Outside the EU (with its rate-capping policy), charge rates for checking voicemail while roaming are notoriously high – so you might want to consider disabling this function on your travels. Your service provider and the specific features of your device should give you the guidance you need on how to do this.

Get A MiFi

What’s a MiFi? Well, it’s a wireless modem which you can buy to set up a personal/ local hotspot for up to five Wi-Fi enabled devices. Using one can give substantial savings over local network data rates abroad.

Use A Local Network

Speaking of local (in the sense of “in country”) mobile networks, buying and installing a SIM card from a network carrier operating in your location can deal with mobile data use issues at a single stroke. Cards are typically sold on a time plan (e.g. 30 days) or “pay as you go” basis.

You will however need to “unlock” your phone from its home network, to do this. Contact your service provider to discover whether this is an option on your account, and the procedure to follow, if it is.

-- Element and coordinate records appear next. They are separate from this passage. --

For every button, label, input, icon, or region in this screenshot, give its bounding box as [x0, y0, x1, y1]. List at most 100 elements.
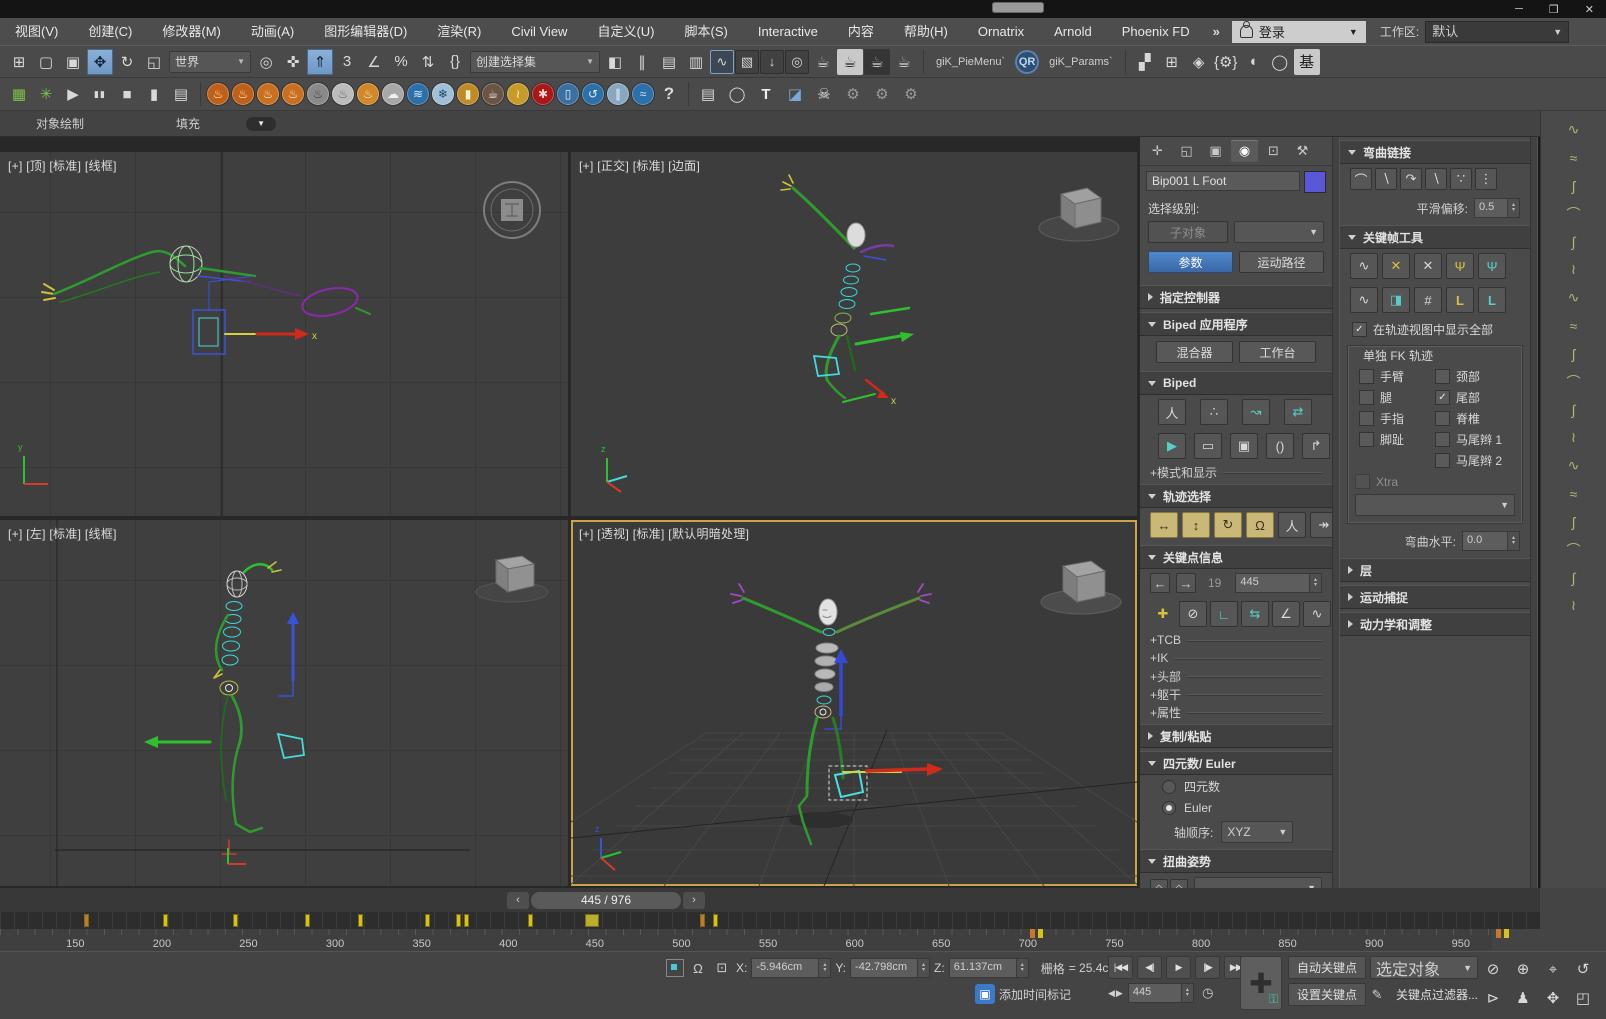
fk-track-checkbox-row[interactable]: 手臂	[1359, 366, 1435, 387]
zoom-icon[interactable]: ⊘	[1480, 956, 1506, 982]
spinner[interactable]: ▴▾	[1309, 574, 1321, 592]
ornatrix-tool-icon[interactable]: ⌒	[1559, 539, 1589, 560]
fov-icon[interactable]: ⊳	[1480, 985, 1506, 1011]
object-name-field[interactable]: Bip001 L Foot	[1146, 171, 1300, 191]
qr-button[interactable]: QR	[1015, 50, 1039, 74]
viewcube[interactable]	[1039, 188, 1119, 241]
cat-muscle-icon[interactable]: ◯	[724, 81, 750, 107]
phoenix-ice-icon[interactable]: ❄	[432, 83, 454, 105]
menu-modifiers[interactable]: 修改器(M)	[147, 19, 236, 45]
curve-editor-icon[interactable]: ∿	[710, 50, 734, 74]
phoenix-honey-icon[interactable]: ≀	[507, 83, 529, 105]
viewport-perspective-label[interactable]: [+] [透视] [标准] [默认明暗处理]	[579, 525, 749, 542]
set-sliding-key-icon[interactable]: ⇆	[1241, 601, 1269, 627]
sub-object-button[interactable]: 子对象	[1148, 221, 1228, 243]
select-and-link-icon[interactable]: ⊞	[6, 49, 32, 75]
orbit-icon[interactable]: ↺	[1570, 956, 1596, 982]
maximize-viewport-icon[interactable]: ◰	[1570, 985, 1596, 1011]
fk-track-checkbox[interactable]	[1359, 411, 1374, 426]
ornatrix-tool-icon[interactable]: ⌒	[1559, 203, 1589, 224]
anchor-right-foot-icon[interactable]: L	[1478, 287, 1506, 313]
biped-skeleton-perspective[interactable]	[731, 584, 943, 844]
menu-civil-view[interactable]: Civil View	[496, 19, 582, 45]
frame-step-arrows[interactable]: ◀▶	[1108, 988, 1124, 999]
viewport-ortho-label[interactable]: [+] [正交] [标准] [边面]	[579, 157, 700, 174]
select-and-rotate-icon[interactable]: ↻	[114, 49, 140, 75]
stop-sim-icon[interactable]: ■	[114, 81, 140, 107]
keyframe-tick[interactable]	[464, 914, 469, 927]
lock-selection-icon[interactable]: Ω	[688, 958, 708, 978]
object-color-swatch[interactable]	[1304, 171, 1326, 193]
fk-track-checkbox[interactable]	[1359, 432, 1374, 447]
selection-region-icon[interactable]	[666, 959, 684, 977]
menu-scripting[interactable]: 脚本(S)	[669, 19, 742, 45]
com-position-icon[interactable]: 人	[1278, 512, 1306, 538]
minimize-button[interactable]: ─	[1515, 3, 1523, 15]
auto-key-button[interactable]: 自动关键点	[1288, 956, 1366, 979]
show-all-tracks-checkbox-row[interactable]: 在轨迹视图中显示全部	[1340, 317, 1530, 342]
next-key-button[interactable]: →	[1176, 573, 1196, 593]
quaternion-radio[interactable]	[1162, 780, 1176, 794]
cat-play-icon[interactable]: ⚙	[869, 81, 895, 107]
rollout-track-selection[interactable]: 轨迹选择	[1140, 484, 1332, 508]
fk-track-checkbox-row[interactable]: 脊椎	[1435, 408, 1511, 429]
previous-frame-arrow[interactable]: ‹	[507, 892, 529, 909]
fk-track-checkbox[interactable]	[1435, 369, 1450, 384]
viewcube[interactable]	[476, 556, 548, 602]
maximize-button[interactable]: ❒	[1549, 3, 1559, 16]
gik-piemenu-button[interactable]: giK_PieMenu`	[930, 56, 1011, 68]
biped-skeleton-ortho[interactable]: x	[781, 175, 914, 407]
keyframe-tick[interactable]	[233, 914, 238, 927]
tab-create[interactable]: ✛	[1144, 140, 1171, 162]
rollout-assign-controller[interactable]: 指定控制器	[1140, 285, 1332, 309]
tab-display[interactable]: ⊡	[1260, 140, 1287, 162]
keyframe-tick[interactable]	[713, 914, 718, 927]
cat-step-back-icon[interactable]: ⚙	[840, 81, 866, 107]
render-setup-icon[interactable]: ◎	[785, 50, 809, 74]
cat-step-forward-icon[interactable]: ⚙	[898, 81, 924, 107]
menu-graph-editors[interactable]: 图形编辑器(D)	[309, 19, 422, 45]
panel-scrollbar[interactable]	[1530, 137, 1538, 888]
schematic-view-icon[interactable]: ▧	[735, 50, 759, 74]
walk-through-icon[interactable]: ♟	[1510, 985, 1536, 1011]
keyframe-tick[interactable]	[305, 914, 310, 927]
rollout-layers[interactable]: 层	[1340, 558, 1530, 582]
keyframe-tick[interactable]	[84, 914, 89, 927]
fk-track-checkbox-row[interactable]: 颈部	[1435, 366, 1511, 387]
body-horizontal-icon[interactable]: ↔	[1150, 512, 1178, 538]
fk-track-checkbox[interactable]	[1359, 390, 1374, 405]
named-selection-sets-icon[interactable]: {}	[442, 49, 468, 75]
fk-track-checkbox-row[interactable]: 尾部	[1435, 387, 1511, 408]
ornatrix-tool-icon[interactable]: ∿	[1559, 119, 1589, 140]
menu-interactive[interactable]: Interactive	[743, 19, 833, 45]
z-coordinate-field[interactable]: 61.137cm▴▾	[949, 958, 1029, 978]
diamond-tool-icon[interactable]: ◈	[1186, 49, 1212, 75]
quad-windows-icon[interactable]: ⊞	[1159, 49, 1185, 75]
fk-track-checkbox-row[interactable]: 手指	[1359, 408, 1435, 429]
circle-tool-icon[interactable]: ◯	[1267, 49, 1293, 75]
login-button[interactable]: 登录 ▼	[1232, 21, 1366, 43]
key-filters-button[interactable]: 关键点过滤器...	[1388, 984, 1486, 1005]
phoenix-candle-icon[interactable]: ♨	[357, 83, 379, 105]
key-info-section[interactable]: +头部	[1140, 667, 1332, 685]
keyframe-tick[interactable]	[528, 914, 533, 927]
x-coordinate-field[interactable]: -5.946cm▴▾	[751, 958, 831, 978]
select-and-move-icon[interactable]: ✥	[87, 49, 113, 75]
set-free-key-icon[interactable]: ∠	[1272, 601, 1300, 627]
rollout-copy-paste[interactable]: 复制/粘贴	[1140, 724, 1332, 748]
add-time-tag[interactable]: 添加时间标记	[999, 986, 1071, 1003]
particle-star-icon[interactable]: ✳	[33, 81, 59, 107]
fk-track-checkbox-row[interactable]: 马尾辫 2	[1435, 450, 1511, 471]
quaternion-radio-row[interactable]: 四元数	[1140, 775, 1332, 798]
phoenix-fire-icon[interactable]: ♨	[207, 83, 229, 105]
ornatrix-tool-icon[interactable]: ≀	[1559, 427, 1589, 448]
ornatrix-tool-icon[interactable]: ∿	[1559, 287, 1589, 308]
viewport-left[interactable]: [+] [左] [标准] [线框]	[0, 520, 568, 886]
menu-help[interactable]: 帮助(H)	[889, 19, 963, 45]
keyframe-tick[interactable]	[163, 914, 168, 927]
phoenix-coffee-icon[interactable]: ☕	[482, 83, 504, 105]
phoenix-burst-b-icon[interactable]: ♨	[282, 83, 304, 105]
zoom-extents-icon[interactable]: ⌖	[1540, 956, 1566, 982]
menu-arnold[interactable]: Arnold	[1039, 19, 1107, 45]
keyboard-override-icon[interactable]: ⇑	[307, 49, 333, 75]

Use Virtual Phone System Features

If your business mobile line uses Voice over Internet Protocol (VoIP) technology, or is provided by a cloud-hosted service, you may be able to take advantage of the features of a virtual phone system. For example, Swytch lets you assign UK-registered business mobile numbers to your personal phone – with business telephony features including a voicemail inbox, associated with each.

Messages and calls to these numbers can be forwarded to voicemail, and sent as sound file attachments to email – which you can download using Wi-Fi.

Use A Data Compression App

A dedicated class of mobile apps has grown up, addressing concerns about data usage, security, and privacy on Wi-Fi and mobile data networks. These apps may include a Virtual Private Network (VPN) option, for encrypting and securing your internet access. And for data roaming purposes, they’ll typically include a data compression function, for optimising data streams and compacting files in transit – which uses less data, and saves you money.

Switch Off Your Phone

If you’re on holiday, give some serious consideration to not using your phone unless you absolutely must — and make a conscious decision to narrow down the list of situations where you “need” your business mobile.

If you’re on a commercial trip, putting your phone into Airplane Mode (with access to Wi-Fi, but no cellular or data) is another option that will allow you to receive voicemail communications over Wi-Fi, and to toggle your data roaming access as you need it.

If your business mobile service employs a virtual phone system or virtual business numbering like Swytch, this option can free you from the anxiety of having to tot up excessive charges for data roaming.